Generalized Funnelling
Cross-lingual Text Classification (CLC) consists of automatically classifying, according to a common set C of classes, documents each written in one of a set of languages L, and doing so more accurately than when “naïvely” classifying each document via its corresponding language-specific classifier. To obtain an increase in the classification accuracy for a given language, the system thus needs to also leverage the training examples written in the other languages. We tackle “multilabel” CLC via funnelling, a new ensemble learning method that we propose here. Funnelling consists of generating a two-tier classification system where all documents, irrespective of language, are classified by the same (second-tier) classifier. For this classifier, all documents are represented in a common, language-independent feature space consisting of the posterior probabilities generated by first-tier, language-dependent classifiers. This allows the classification of all test documents, of any language, to benefit from the information present in all training documents, of any language.

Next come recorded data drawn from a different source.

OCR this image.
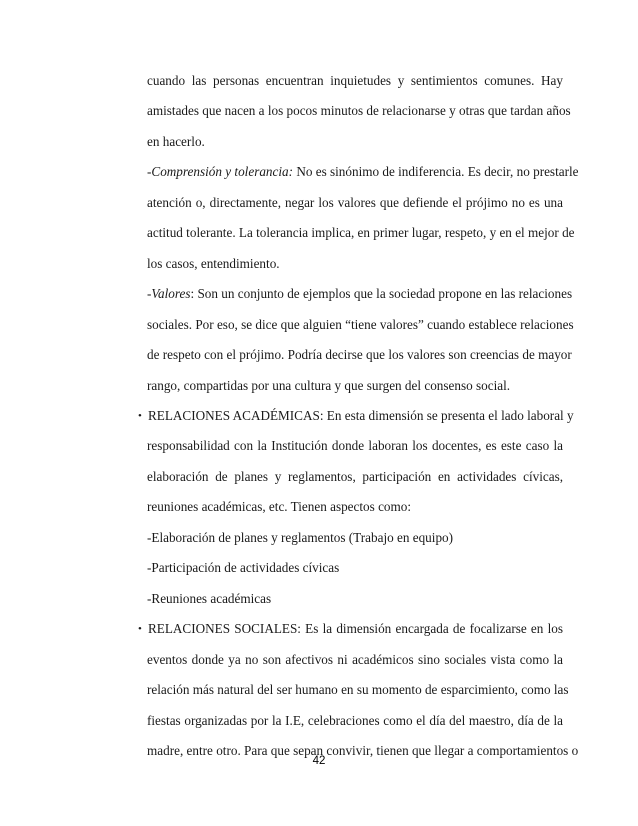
cuando las personas encuentran inquietudes y sentimientos comunes. Hay
amistades que nacen a los pocos minutos de relacionarse y otras que tardan años
en hacerlo.
-Comprensión y tolerancia: No es sinónimo de indiferencia. Es decir, no prestarle
atención o, directamente, negar los valores que defiende el prójimo no es una
actitud tolerante. La tolerancia implica, en primer lugar, respeto, y en el mejor de
los casos, entendimiento.
-Valores: Son un conjunto de ejemplos que la sociedad propone en las relaciones
sociales. Por eso, se dice que alguien “tiene valores” cuando establece relaciones
de respeto con el prójimo. Podría decirse que los valores son creencias de mayor
rango, compartidas por una cultura y que surgen del consenso social.
• RELACIONES ACADÉMICAS: En esta dimensión se presenta el lado laboral y
responsabilidad con la Institución donde laboran los docentes, es este caso la
elaboración de planes y reglamentos, participación en actividades cívicas,
reuniones académicas, etc. Tienen aspectos como:
-Elaboración de planes y reglamentos (Trabajo en equipo)
-Participación de actividades cívicas
-Reuniones académicas
• RELACIONES SOCIALES: Es la dimensión encargada de focalizarse en los
eventos donde ya no son afectivos ni académicos sino sociales vista como la
relación más natural del ser humano en su momento de esparcimiento, como las
fiestas organizadas por la I.E, celebraciones como el día del maestro, día de la
madre, entre otro. Para que sepan convivir, tienen que llegar a comportamientos o
42
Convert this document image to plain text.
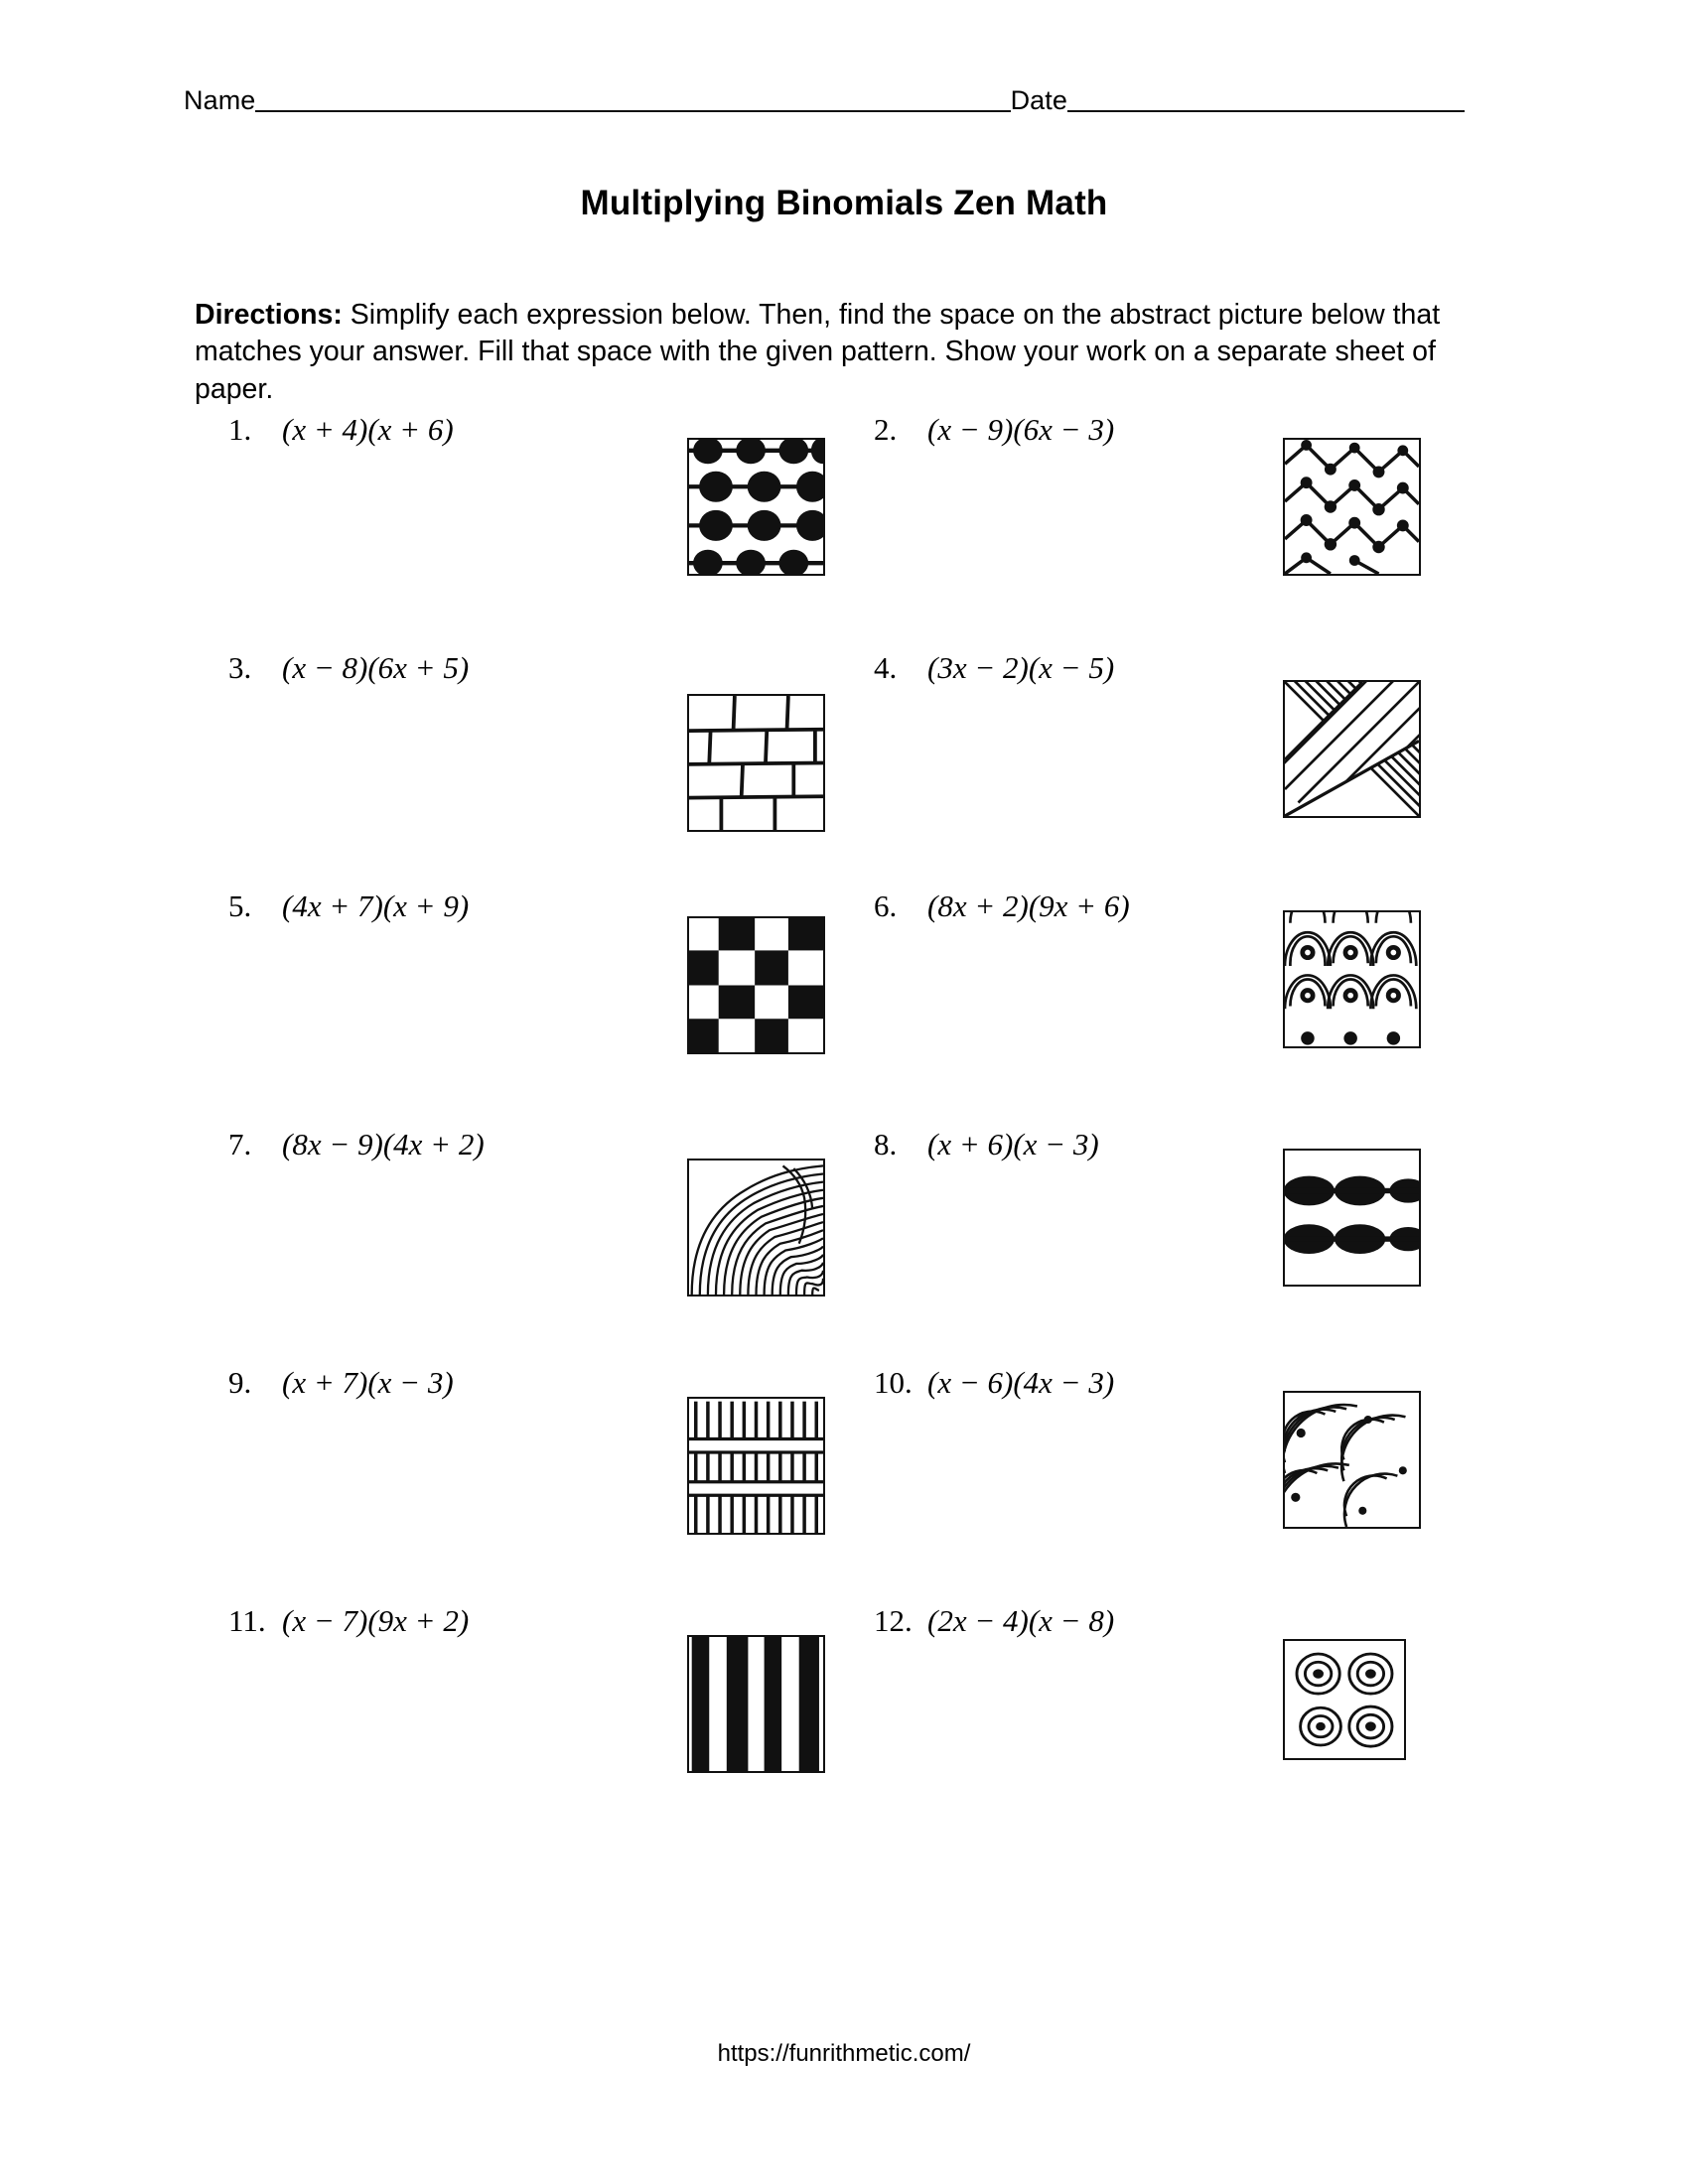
Name	Date
Multiplying Binomials Zen Math

Directions: Simplify each expression below. Then, find the space on the abstract picture below that matches your answer. Fill that space with the given pattern. Show your work on a separate sheet of paper.

1. (x + 4)(x + 6)	2. (x − 9)(6x − 3)
3. (x − 8)(6x + 5)	4. (3x − 2)(x − 5)
5. (4x + 7)(x + 9)	6. (8x + 2)(9x + 6)
7. (8x − 9)(4x + 2)	8. (x + 6)(x − 3)
9. (x + 7)(x − 3)	10. (x − 6)(4x − 3)
11. (x − 7)(9x + 2)	12. (2x − 4)(x − 8)
https://funrithmetic.com/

This repository contains the Python code developed for the experiments conducted pertaining Heterogeneous Document Embeddings in both traditional machine learning and deep learning sceneario (Msc Thesis). Concerning traditional machine learning the code implements variants to Funnelling algoirthm (TAT) proposed in the article "Esuli, A., Moreo, A., & Sebastiani, F. (2019). Funnelling: A New Ensemble Method for Heterogeneous Transfer Learning and Its Application to Cross-Lingual Text Classification. ACM Transactions on Information Systems (TOIS), 37(3), 37.".
To form document representations we deployed publicly available word-embeddings:
- MUSE "A. Conneau, G. Lample, L. Denoyer, MA. Ranzato, H. Jégou, (2018). Word Translation without Parallel Data" As well as a method to build supervised word-embeddings:
- Word-Class Embeddings "Moreo, A, Esuli, A. & Sebastiani, F. (2019). Word-Class Embeddings for Multiclass Text Classification"
This code has been used to produce all experimental results reported.